【マンスリーレポート 2002/03】信頼は戻るか!日本ベリサイン「Secure Site シール」 | ScanNetSecurity[国内最大級のサイバーセキュリティ専門ポータルサイト]
2017.12.12(火)

【マンスリーレポート 2002/03】信頼は戻るか!日本ベリサイン「Secure Site シール」

製品・サービス・業界動向 業界動向

 3月7日、セキュリティ上の問題のため、大手認証ベンダである日本ベリサイン社の情報提供サービス「Secure Site シール」が一時停止する事態が発生した。
 その後も別のセキュリティ上の問題が発覚するなど、“安心”を証明するはずのマークがまさに“不安”のマークとなる事態となった。結局、「Secure Site シール」が復旧したのは3月13日21時。つまり、約1週間もの間、サービスが停止したことになる。

>> セキュリティ配慮に欠けていたシール

 この問題は、「SecureSite シール」をクリックすると、小さなウィンドウがポップアップしてくるが、サーバに対するID情報の提供を行なう際にある特殊な操作をすると、ある一定以上の権限を持たないと閲覧できないはずのフォルダまで表示されてしまうというもの。
 つまり、ファイルが丸見えになってしまうのだ。この問題に対してベリサインは、迅速に対処し、3月7日の15時1分にサーバを一時停止して修正対応を行った。

>> 次々と問題が発覚

 しかし、3月9日はまた別の問題が発覚する事態が発生した。存在しないWebサイトや日本ベリサインの認証を受けていないサイトでも簡単に、認証を受けたサイトであるかのような“偽装”が可能となっていたのだ。
 これは、「Secure Site シール」の認証情報の表示ステップの過程で、偽装用のHTMLコードを用意することによって、偽装が可能となっていたもの。
 このHTMLコードはプログラムを少し勉強しただけのいわゆる“初心者”でも簡単に作れるようなお粗末なもので、まさに、「安全」を謳うはずの認証サービスではあるまじき失態が続くこととなった。

>> 苦肉の策の改善点

 3月13日21時、日本ベリサインでは、「CGIの問題は完全に解決した」とのことから「Secure Site シール」サービスを開始した。その際、改善点4点を提示、利用者の理解を求めた。改善点は以下の4つ。
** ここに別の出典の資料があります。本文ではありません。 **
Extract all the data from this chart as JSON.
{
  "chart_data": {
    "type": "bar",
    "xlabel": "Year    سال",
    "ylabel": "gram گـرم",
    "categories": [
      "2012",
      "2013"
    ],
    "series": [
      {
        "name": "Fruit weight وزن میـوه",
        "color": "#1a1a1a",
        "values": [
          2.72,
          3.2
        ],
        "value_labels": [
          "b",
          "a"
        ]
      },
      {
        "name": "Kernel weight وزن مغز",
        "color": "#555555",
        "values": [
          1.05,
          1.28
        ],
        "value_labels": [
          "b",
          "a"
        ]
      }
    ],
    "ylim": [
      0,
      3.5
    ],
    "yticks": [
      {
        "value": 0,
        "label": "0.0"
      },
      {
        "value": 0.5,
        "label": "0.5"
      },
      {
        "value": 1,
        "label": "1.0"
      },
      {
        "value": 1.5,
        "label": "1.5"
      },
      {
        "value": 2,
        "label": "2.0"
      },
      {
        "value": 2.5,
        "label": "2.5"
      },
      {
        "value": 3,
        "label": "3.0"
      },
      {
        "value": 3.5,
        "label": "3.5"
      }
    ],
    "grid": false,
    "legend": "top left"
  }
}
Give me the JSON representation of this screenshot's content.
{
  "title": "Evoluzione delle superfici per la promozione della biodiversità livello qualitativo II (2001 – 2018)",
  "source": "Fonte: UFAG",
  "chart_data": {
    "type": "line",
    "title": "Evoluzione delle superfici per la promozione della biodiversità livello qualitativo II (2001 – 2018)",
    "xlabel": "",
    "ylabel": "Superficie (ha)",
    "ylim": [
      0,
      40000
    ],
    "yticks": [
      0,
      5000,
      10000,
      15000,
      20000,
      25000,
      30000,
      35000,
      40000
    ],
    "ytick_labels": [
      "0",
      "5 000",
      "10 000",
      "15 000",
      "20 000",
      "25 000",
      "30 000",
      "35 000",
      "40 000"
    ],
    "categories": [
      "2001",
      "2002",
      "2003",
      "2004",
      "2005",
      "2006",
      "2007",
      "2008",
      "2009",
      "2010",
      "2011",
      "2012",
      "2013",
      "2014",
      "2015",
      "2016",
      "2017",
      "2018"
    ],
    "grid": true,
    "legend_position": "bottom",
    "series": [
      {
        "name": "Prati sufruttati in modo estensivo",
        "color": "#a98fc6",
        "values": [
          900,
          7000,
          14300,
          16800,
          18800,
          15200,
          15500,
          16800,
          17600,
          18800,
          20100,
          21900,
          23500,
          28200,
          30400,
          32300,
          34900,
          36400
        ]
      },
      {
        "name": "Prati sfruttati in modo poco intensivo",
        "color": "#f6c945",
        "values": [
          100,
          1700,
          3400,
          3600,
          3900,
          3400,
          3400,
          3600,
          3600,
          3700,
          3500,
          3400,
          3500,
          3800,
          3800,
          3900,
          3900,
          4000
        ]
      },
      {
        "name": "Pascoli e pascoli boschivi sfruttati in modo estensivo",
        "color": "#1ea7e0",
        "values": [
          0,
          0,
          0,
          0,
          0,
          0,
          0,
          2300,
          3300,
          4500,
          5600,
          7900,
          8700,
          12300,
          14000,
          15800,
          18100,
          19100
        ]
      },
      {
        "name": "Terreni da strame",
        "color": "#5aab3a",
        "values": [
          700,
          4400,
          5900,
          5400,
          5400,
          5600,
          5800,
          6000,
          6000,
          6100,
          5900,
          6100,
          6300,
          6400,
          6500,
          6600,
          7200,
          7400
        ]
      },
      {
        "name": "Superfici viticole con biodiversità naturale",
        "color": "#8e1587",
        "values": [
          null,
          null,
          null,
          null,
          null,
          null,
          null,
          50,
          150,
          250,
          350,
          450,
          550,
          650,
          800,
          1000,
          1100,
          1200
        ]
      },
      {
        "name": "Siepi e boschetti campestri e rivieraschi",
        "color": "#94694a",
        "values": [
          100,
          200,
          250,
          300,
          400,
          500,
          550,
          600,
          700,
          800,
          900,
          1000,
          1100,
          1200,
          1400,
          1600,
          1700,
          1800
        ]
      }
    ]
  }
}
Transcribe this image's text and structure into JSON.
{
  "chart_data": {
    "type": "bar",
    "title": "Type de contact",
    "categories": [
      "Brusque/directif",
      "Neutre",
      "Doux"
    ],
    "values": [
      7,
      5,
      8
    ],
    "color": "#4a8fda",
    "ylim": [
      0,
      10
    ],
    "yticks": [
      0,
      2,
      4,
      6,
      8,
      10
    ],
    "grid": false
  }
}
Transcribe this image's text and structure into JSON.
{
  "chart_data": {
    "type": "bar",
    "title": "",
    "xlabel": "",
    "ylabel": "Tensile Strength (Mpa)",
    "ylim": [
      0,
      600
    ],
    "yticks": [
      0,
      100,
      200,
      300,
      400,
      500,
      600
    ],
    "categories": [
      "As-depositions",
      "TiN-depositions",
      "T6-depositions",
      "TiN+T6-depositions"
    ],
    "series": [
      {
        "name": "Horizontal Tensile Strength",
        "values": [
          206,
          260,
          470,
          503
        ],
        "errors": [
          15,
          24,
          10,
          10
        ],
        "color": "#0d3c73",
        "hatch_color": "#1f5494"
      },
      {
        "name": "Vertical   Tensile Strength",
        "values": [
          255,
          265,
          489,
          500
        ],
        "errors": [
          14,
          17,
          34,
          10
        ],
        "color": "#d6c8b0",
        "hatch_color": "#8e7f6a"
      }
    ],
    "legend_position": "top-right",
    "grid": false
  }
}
1.日時情報のタイムスタンプをSecure Site シール画像に付加する
2.Secure Site シールを日本ベリサインのサーバからホスティングする
3.検索技術を活用することにより、積極的にインターネットを監視し、Secure Siteシールの不正使用を発見する
4.コードサイニング等の技術を使用することにより、情報ページの完全性を強化する

 なお、日本ベリサインでは、「1つのIPアドレスからのアクセスしか確認されず、本問題に起因した顧客情報および機密情報等の重要な情報が外部へ漏洩した形跡はない」としているが、編集部では3人の全く異なるIPアドレスからファイルを閲覧していたことを確認している。日本ベリサインでは、ログによる確認では、アクセス内容について充分な情報を得られていなかったことが推測される。

>> 偽装はいまだ防げず

 CGIの問題は上記で解決したが、開始されたサービスでも、偽装用のHTMLコードを用意することによって、偽装が可能となる問題は解決していない。
 ベリサインでは偽装の問題を認識しそのうえで、「インターネット上で使用される各種トラストマークの完全性は、インターネットおよびHTMLの特性上、一定の限界が存在し、ベリサインのSecure Site シールも例外ではない。インターネット上の画像ファイルは、不法に複製および変更が可能」と説明。

 さらに日本ベリサインでは、「このような限界があることを認識している」とし、利用者に「インターネット利用者Secure Siteシールをウェブサイトに関する情報を得るための手段の一つ」として活用するよう、ひとつの表示に頼らず複数の方法で確認するよう啓蒙している。さらに、利用者自身が、機密情報を送信する前にそのサイトに関する情報を入手しするとともに、そのサイトに関する外部情報も参考にするよう自衛に努めることを推奨している。